SFA President Speaks At Panola
By BECKY BELL
Longview News Journal
5/18/2002
CARTHAGE
Need a little magic in your life? Then pursue a higher education, an East Texas
college president recommended at Panola College's commencement Friday night.
"College
opens doors and gives you a wider and wider array of opportunities," Dr. Tito
Guerrero III, president of Stephen F. Austin State University, told a group of 92 Panola
College graduates. "It's like giving yourself a magic wand."
Guerrero began
his commencement address by sharing something former President Kennedy said in 1968, two
months before his assassination in Dallas. The gist of Kennedy's statement was to remind
Americans of the potential that exists here for those willing to achieve success.
Guerrero told
graduates he believed Kennedy's comment was applicable, considering that in 1998 only 28
percent of whites in the United States graduated from college, followed by 15 percent of
blacks and less than 10 percent of Hispanics.
"A
college graduate is in an elite group of people," Guerrero said, noting that a
college degree normally improves several quality-of-life factors for people, including a
nicer job, home and the freedom to choose how their children are educated.
The SFA
president also told the junior college graduates not to forget the less-educated people of
Texas who helped make their attendance at Panola a possibility.
"The cost
of higher education is heavily subsidized by the taxpayers of Texas, most of whom do not
know what it feels like to graduate or to attend school."
Guerrero
attended a junior college. He went on to receive a bachelor's degree from Texas A&M
University, master's degree in secondary and health education from the University of North
Texas and doctorate in administration, planning and social policy from Harvard University.
He named the
teachers he had for English and botany and said he doesn't regret taking a small step to
begin his college career.

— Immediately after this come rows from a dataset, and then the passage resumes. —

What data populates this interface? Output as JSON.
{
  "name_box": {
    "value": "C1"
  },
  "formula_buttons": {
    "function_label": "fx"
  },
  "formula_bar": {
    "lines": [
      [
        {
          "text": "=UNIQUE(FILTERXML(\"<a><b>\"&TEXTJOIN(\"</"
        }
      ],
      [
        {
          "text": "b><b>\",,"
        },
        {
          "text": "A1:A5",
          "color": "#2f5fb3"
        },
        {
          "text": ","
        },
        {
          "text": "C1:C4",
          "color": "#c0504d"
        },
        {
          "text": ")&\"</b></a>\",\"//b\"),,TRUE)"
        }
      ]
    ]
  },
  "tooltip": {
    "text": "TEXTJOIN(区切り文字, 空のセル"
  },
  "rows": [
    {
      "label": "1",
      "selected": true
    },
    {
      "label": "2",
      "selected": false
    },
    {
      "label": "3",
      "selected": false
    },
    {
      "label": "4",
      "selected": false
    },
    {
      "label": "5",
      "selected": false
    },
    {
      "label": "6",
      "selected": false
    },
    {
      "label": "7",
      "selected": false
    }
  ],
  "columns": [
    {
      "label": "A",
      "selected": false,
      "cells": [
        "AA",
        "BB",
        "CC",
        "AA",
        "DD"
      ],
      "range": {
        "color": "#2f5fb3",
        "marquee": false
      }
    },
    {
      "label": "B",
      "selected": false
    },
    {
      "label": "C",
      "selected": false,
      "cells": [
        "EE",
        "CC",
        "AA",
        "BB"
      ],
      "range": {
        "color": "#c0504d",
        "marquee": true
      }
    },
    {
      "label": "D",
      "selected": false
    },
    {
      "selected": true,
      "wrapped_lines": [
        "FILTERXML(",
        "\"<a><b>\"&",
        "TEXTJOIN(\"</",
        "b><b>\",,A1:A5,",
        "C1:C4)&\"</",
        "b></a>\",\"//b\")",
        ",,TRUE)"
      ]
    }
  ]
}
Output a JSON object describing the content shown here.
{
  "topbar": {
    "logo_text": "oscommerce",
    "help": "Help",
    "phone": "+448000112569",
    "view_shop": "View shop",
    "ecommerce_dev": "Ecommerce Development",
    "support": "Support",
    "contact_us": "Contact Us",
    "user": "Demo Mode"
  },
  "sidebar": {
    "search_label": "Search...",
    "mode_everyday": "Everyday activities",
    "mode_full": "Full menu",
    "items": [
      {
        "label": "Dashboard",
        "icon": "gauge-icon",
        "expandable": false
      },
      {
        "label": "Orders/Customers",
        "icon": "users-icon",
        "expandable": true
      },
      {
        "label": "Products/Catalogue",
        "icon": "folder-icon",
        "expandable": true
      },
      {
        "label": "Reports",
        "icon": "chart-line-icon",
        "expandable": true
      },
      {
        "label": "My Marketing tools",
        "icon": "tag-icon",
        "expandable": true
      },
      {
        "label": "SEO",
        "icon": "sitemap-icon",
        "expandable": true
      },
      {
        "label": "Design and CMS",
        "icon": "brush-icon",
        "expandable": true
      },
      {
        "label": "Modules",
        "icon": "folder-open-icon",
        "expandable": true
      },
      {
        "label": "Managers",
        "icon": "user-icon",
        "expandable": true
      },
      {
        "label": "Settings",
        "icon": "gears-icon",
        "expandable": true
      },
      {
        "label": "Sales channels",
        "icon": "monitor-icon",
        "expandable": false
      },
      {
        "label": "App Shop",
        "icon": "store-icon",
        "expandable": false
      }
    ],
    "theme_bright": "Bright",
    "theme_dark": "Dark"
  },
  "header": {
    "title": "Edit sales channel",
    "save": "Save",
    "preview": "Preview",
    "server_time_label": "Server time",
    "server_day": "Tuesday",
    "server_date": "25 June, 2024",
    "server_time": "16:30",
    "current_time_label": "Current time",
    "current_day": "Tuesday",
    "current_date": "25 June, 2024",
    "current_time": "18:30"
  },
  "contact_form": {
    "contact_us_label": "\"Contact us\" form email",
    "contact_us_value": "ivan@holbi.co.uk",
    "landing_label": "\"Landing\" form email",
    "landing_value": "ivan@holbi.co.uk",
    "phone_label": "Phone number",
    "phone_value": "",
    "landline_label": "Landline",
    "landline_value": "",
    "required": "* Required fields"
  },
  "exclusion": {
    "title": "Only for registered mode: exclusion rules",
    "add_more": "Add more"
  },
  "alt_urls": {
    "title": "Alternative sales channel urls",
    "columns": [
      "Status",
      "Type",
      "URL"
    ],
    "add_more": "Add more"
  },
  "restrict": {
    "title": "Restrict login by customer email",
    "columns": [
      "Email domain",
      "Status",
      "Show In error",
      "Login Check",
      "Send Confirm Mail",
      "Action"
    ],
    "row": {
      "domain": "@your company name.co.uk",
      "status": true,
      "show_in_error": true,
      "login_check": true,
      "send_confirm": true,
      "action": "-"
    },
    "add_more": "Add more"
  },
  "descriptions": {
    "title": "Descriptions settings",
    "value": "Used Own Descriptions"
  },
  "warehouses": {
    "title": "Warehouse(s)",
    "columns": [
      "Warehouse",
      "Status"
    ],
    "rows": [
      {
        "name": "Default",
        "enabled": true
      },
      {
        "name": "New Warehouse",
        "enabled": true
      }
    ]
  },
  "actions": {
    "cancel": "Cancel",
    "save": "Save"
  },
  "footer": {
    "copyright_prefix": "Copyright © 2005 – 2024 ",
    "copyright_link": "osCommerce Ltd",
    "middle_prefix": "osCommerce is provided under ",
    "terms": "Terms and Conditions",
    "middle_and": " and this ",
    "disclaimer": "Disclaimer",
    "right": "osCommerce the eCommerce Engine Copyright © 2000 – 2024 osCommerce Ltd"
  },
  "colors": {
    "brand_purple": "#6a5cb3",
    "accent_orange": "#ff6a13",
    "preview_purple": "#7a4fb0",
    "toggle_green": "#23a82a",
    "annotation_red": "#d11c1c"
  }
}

Besides, it gave him time to spend with his girlfriend, who
later became his wife, Guadalupe E. Guerrero.
"Those
who complete community college have a higher probability of graduating from a four-year
university," he said.
Before
allowing the students to pick up the sheet of paper they had come to receive, Guerrero
reminded them to not let career anxiety coax them into taking a job they wouldn't be happy
doing, to always trust their moral compass or their gut and to believe in
themselves always, despite setbacks along the way.
He also put in
a plug for SFA.
"We want to be the place where you hitch your wagon to a star," he said.